The vocabulary of any language comes from different sources as words are often borrowed from one language into another, especially in situations of language contact. English, for example, shares many words with French because a large number of French and Latin (Romance) borrowings entered the English language, particularly after the Norman Conquest in 1066.

Other languages, for example Dutch and German, have also borrowed a considerable number of Romance words. When a word is borrowed, its pronunciation is adapted to fit the sound system of the new language (e.g. ‘beef’ from Old French ‘boef’). Therefore, there are many cases where the same word is borrowed into different languages but is pronounced differently because the languages’ sound systems differ.

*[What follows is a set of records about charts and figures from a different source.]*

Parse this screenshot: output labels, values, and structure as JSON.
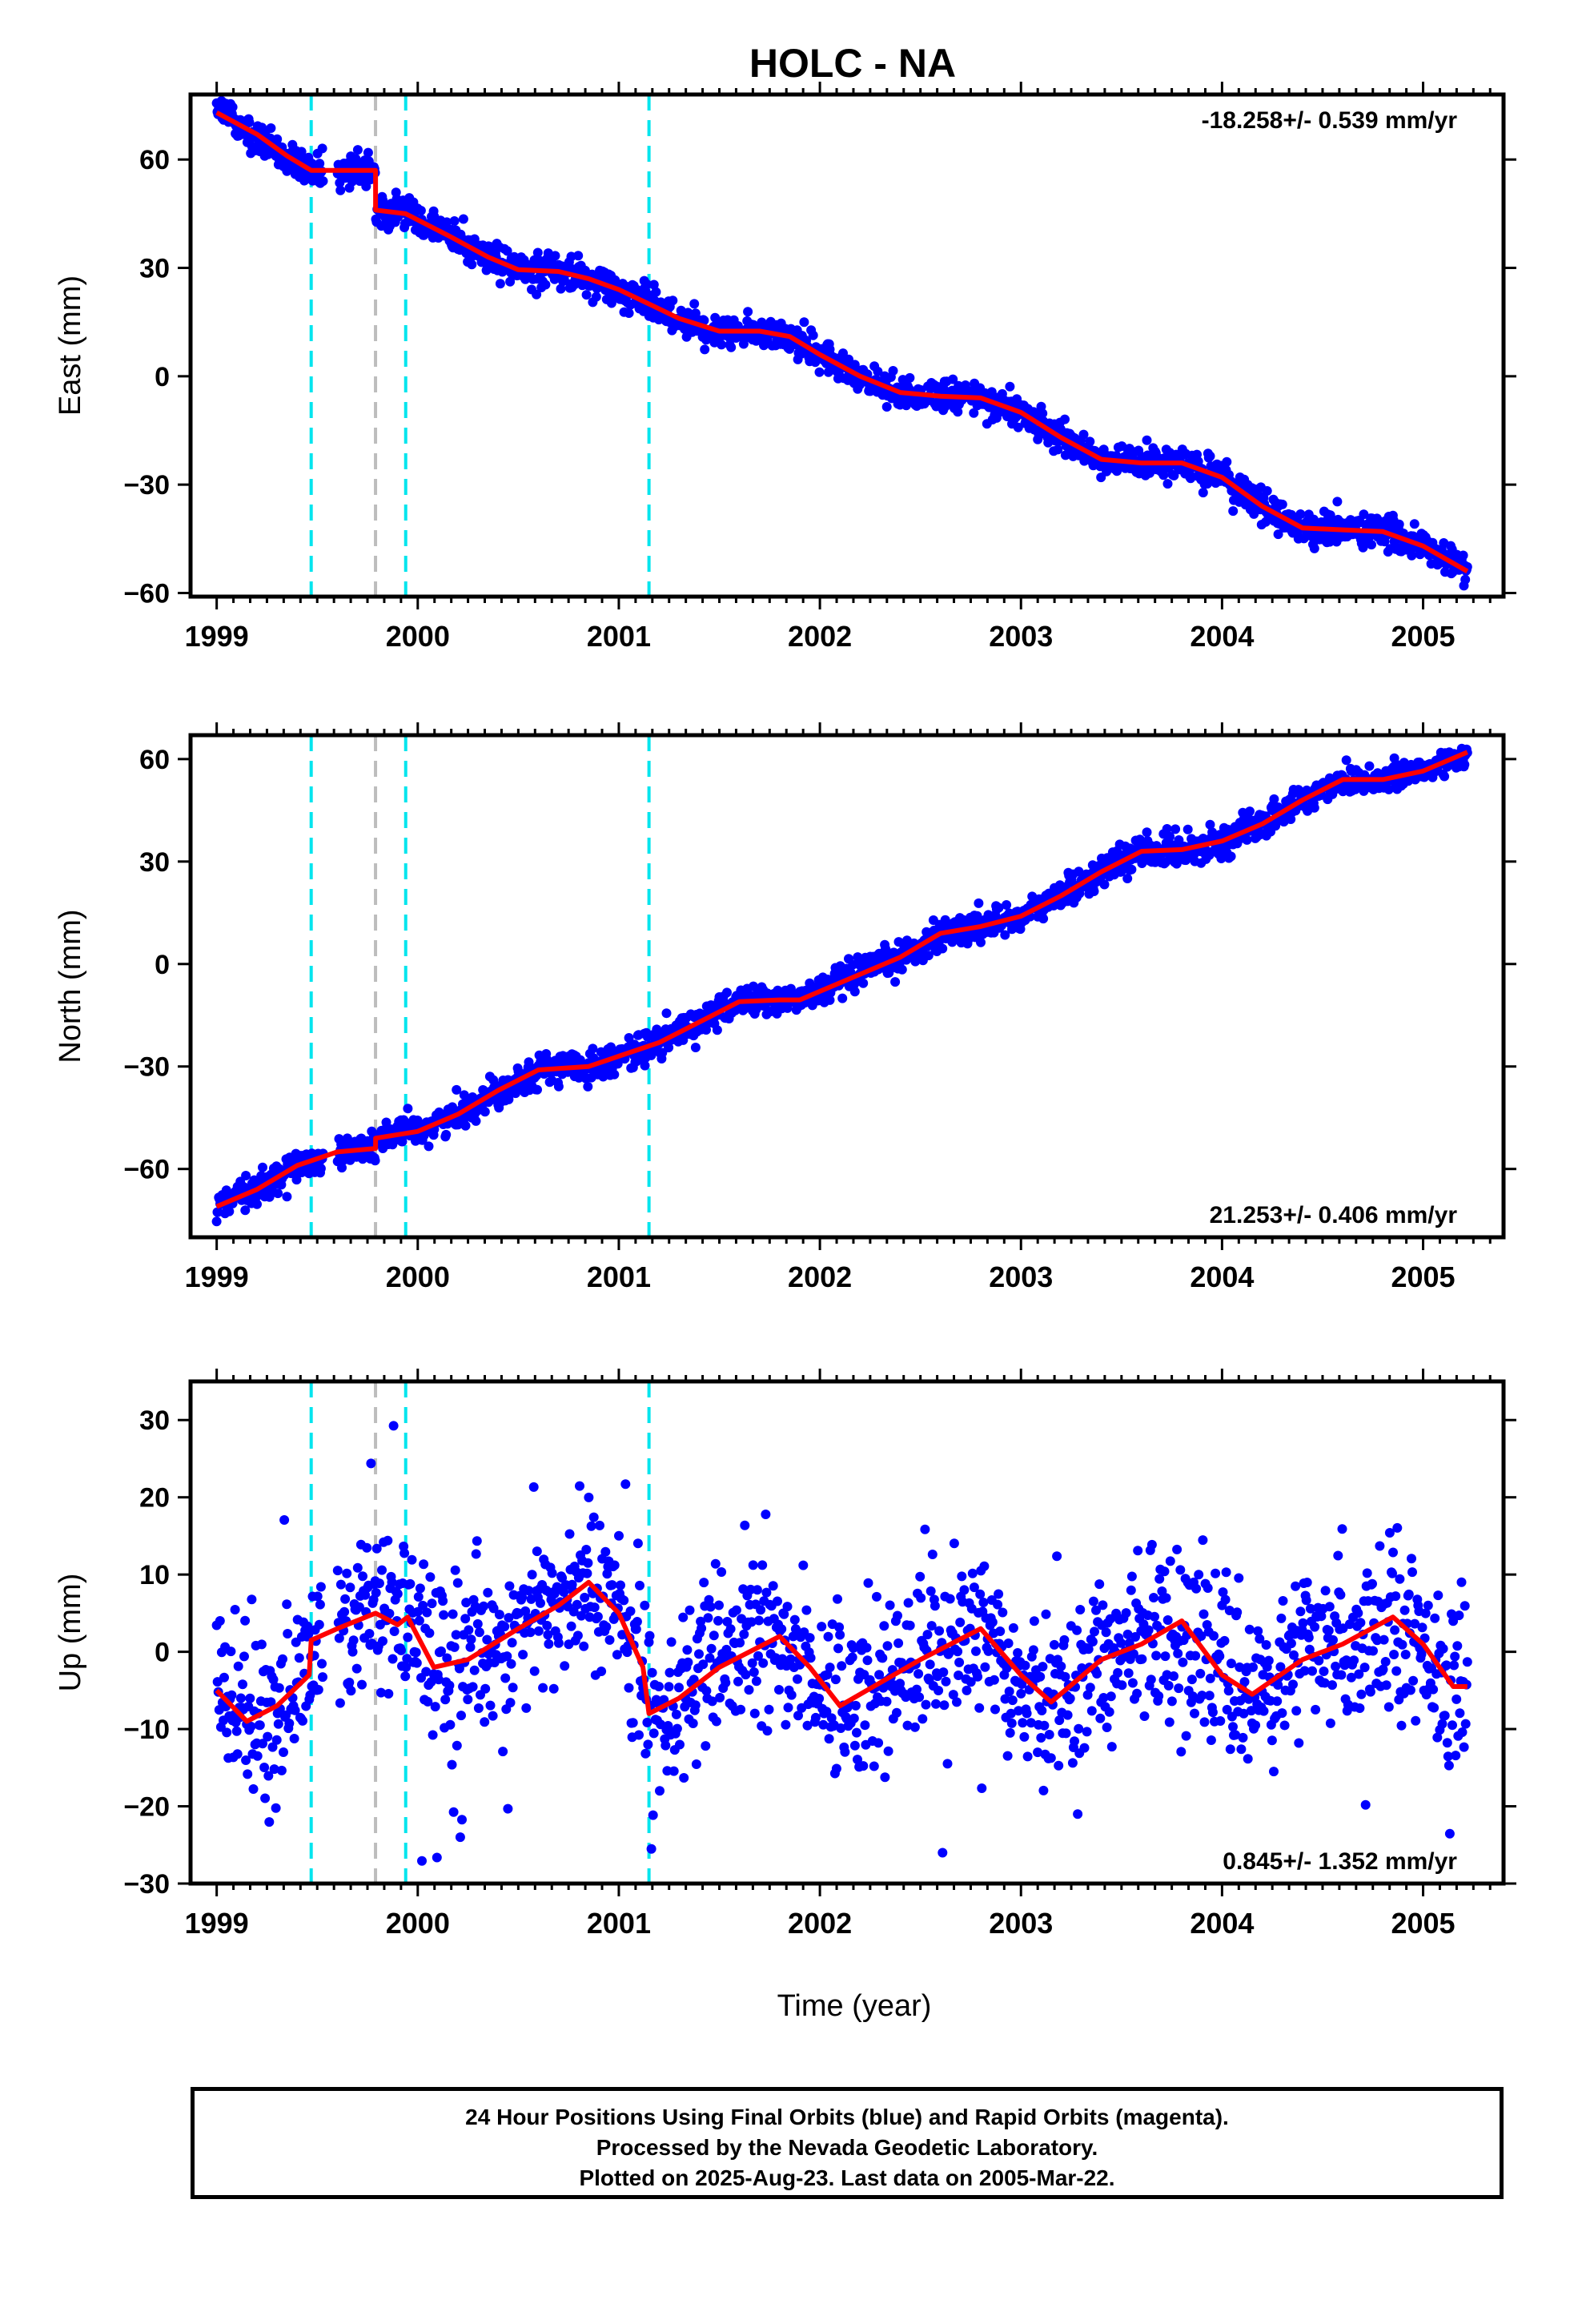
{
  "chart_data": {
    "title": "HOLC - NA",
    "type": "scatter",
    "x_axis": {
      "label": "Time (year)",
      "range": [
        1998.87,
        2005.4
      ],
      "ticks": [
        1999,
        2000,
        2001,
        2002,
        2003,
        2004,
        2005
      ],
      "tick_labels": [
        "1999",
        "2000",
        "2001",
        "2002",
        "2003",
        "2004",
        "2005"
      ]
    },
    "event_lines": [
      {
        "x": 1999.47,
        "color": "#00e5ee",
        "style": "dashed"
      },
      {
        "x": 1999.79,
        "color": "#bdbdbd",
        "style": "dashed"
      },
      {
        "x": 1999.94,
        "color": "#00e5ee",
        "style": "dashed"
      },
      {
        "x": 2001.15,
        "color": "#00e5ee",
        "style": "dashed"
      }
    ],
    "series_colors": {
      "observations": "#0000ff",
      "model": "#ff0000"
    },
    "data_gap": [
      1999.53,
      1999.6
    ],
    "panels": [
      {
        "id": "east",
        "ylabel": "East (mm)",
        "ylim": [
          -61,
          78
        ],
        "yticks": [
          -60,
          -30,
          0,
          30,
          60
        ],
        "ytick_labels": [
          "−60",
          "−30",
          "0",
          "30",
          "60"
        ],
        "rate_text": "-18.258+/- 0.539 mm/yr",
        "rate_position": "top-right",
        "scatter_std": 2.2,
        "model": [
          [
            1999.0,
            73
          ],
          [
            1999.2,
            67
          ],
          [
            1999.35,
            61
          ],
          [
            1999.47,
            57
          ],
          [
            1999.79,
            57
          ],
          [
            1999.79,
            46
          ],
          [
            1999.94,
            45
          ],
          [
            2000.15,
            39
          ],
          [
            2000.35,
            33
          ],
          [
            2000.5,
            29.5
          ],
          [
            2000.7,
            29
          ],
          [
            2000.85,
            27
          ],
          [
            2001.0,
            24
          ],
          [
            2001.15,
            20
          ],
          [
            2001.3,
            16
          ],
          [
            2001.5,
            12.5
          ],
          [
            2001.7,
            12.5
          ],
          [
            2001.85,
            11
          ],
          [
            2002.0,
            6
          ],
          [
            2002.2,
            0
          ],
          [
            2002.4,
            -4.5
          ],
          [
            2002.6,
            -5.5
          ],
          [
            2002.8,
            -6
          ],
          [
            2003.0,
            -10
          ],
          [
            2003.2,
            -17
          ],
          [
            2003.4,
            -23
          ],
          [
            2003.6,
            -24
          ],
          [
            2003.8,
            -24
          ],
          [
            2004.0,
            -28
          ],
          [
            2004.2,
            -36
          ],
          [
            2004.4,
            -42
          ],
          [
            2004.6,
            -42.5
          ],
          [
            2004.8,
            -43
          ],
          [
            2005.0,
            -47
          ],
          [
            2005.22,
            -54
          ]
        ]
      },
      {
        "id": "north",
        "ylabel": "North (mm)",
        "ylim": [
          -80,
          67
        ],
        "yticks": [
          -60,
          -30,
          0,
          30,
          60
        ],
        "ytick_labels": [
          "−60",
          "−30",
          "0",
          "30",
          "60"
        ],
        "rate_text": "21.253+/- 0.406 mm/yr",
        "rate_position": "bottom-right",
        "scatter_std": 2.2,
        "model": [
          [
            1999.0,
            -71
          ],
          [
            1999.2,
            -66
          ],
          [
            1999.4,
            -59
          ],
          [
            1999.6,
            -55
          ],
          [
            1999.79,
            -54
          ],
          [
            1999.79,
            -51
          ],
          [
            2000.0,
            -49
          ],
          [
            2000.2,
            -44
          ],
          [
            2000.4,
            -37
          ],
          [
            2000.6,
            -31
          ],
          [
            2000.85,
            -30
          ],
          [
            2001.0,
            -27
          ],
          [
            2001.2,
            -23
          ],
          [
            2001.4,
            -17
          ],
          [
            2001.6,
            -11
          ],
          [
            2001.8,
            -10.5
          ],
          [
            2001.9,
            -10.5
          ],
          [
            2002.0,
            -8
          ],
          [
            2002.2,
            -3
          ],
          [
            2002.4,
            2
          ],
          [
            2002.6,
            9
          ],
          [
            2002.8,
            11
          ],
          [
            2003.0,
            14
          ],
          [
            2003.2,
            20
          ],
          [
            2003.4,
            27
          ],
          [
            2003.6,
            33
          ],
          [
            2003.8,
            33.5
          ],
          [
            2004.0,
            36
          ],
          [
            2004.2,
            41
          ],
          [
            2004.4,
            48
          ],
          [
            2004.6,
            54
          ],
          [
            2004.8,
            54
          ],
          [
            2005.0,
            56.5
          ],
          [
            2005.22,
            62
          ]
        ]
      },
      {
        "id": "up",
        "ylabel": "Up (mm)",
        "ylim": [
          -30,
          35
        ],
        "yticks": [
          -30,
          -20,
          -10,
          0,
          10,
          20,
          30
        ],
        "ytick_labels": [
          "−30",
          "−20",
          "−10",
          "0",
          "10",
          "20",
          "30"
        ],
        "rate_text": "0.845+/- 1.352 mm/yr",
        "rate_position": "bottom-right",
        "scatter_std": 5.2,
        "model": [
          [
            1999.0,
            -5
          ],
          [
            1999.15,
            -9
          ],
          [
            1999.3,
            -7
          ],
          [
            1999.46,
            -3
          ],
          [
            1999.47,
            1.5
          ],
          [
            1999.6,
            3
          ],
          [
            1999.79,
            5
          ],
          [
            1999.9,
            3.5
          ],
          [
            1999.95,
            4.5
          ],
          [
            2000.08,
            -2
          ],
          [
            2000.25,
            -1
          ],
          [
            2000.5,
            3
          ],
          [
            2000.7,
            6
          ],
          [
            2000.85,
            9
          ],
          [
            2001.0,
            5
          ],
          [
            2001.12,
            -2
          ],
          [
            2001.15,
            -8
          ],
          [
            2001.3,
            -6
          ],
          [
            2001.5,
            -2
          ],
          [
            2001.8,
            2
          ],
          [
            2001.95,
            -2
          ],
          [
            2002.1,
            -7
          ],
          [
            2002.3,
            -4
          ],
          [
            2002.5,
            -1
          ],
          [
            2002.8,
            3
          ],
          [
            2003.0,
            -3
          ],
          [
            2003.15,
            -6.5
          ],
          [
            2003.4,
            -1
          ],
          [
            2003.6,
            1
          ],
          [
            2003.8,
            4
          ],
          [
            2004.0,
            -3
          ],
          [
            2004.15,
            -5.5
          ],
          [
            2004.4,
            -1
          ],
          [
            2004.6,
            1
          ],
          [
            2004.85,
            4.5
          ],
          [
            2005.0,
            1
          ],
          [
            2005.15,
            -4.5
          ],
          [
            2005.22,
            -4.5
          ]
        ]
      }
    ]
  },
  "footer": {
    "line1": "24 Hour Positions Using Final Orbits (blue) and Rapid Orbits (magenta).",
    "line2": "Processed by the Nevada Geodetic Laboratory.",
    "line3": "Plotted on 2025-Aug-23. Last data on 2005-Mar-22."
  }
}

In this project, we are investigating the stress patterns of Romance loanwords in Dutch, English, and German. Some of these words are pronounced in the same way in all three languages (e.g. vendétta) while others show certain differences particularly in vowel quality and stress (e.g. horízon (E), hórizon (D), Horizónt (G)).

The project consists of two distinct research strands:

  1. A historical theoretical study in order to create a timeline of borrowings as well as a synchronic description of patterns of phonological adaptation into the three host languages.
  2. psycholinguistic investigation concerned with the processing of words which differ in their stress patterns across the languages in Dutch and German second-language (L2) learners of English.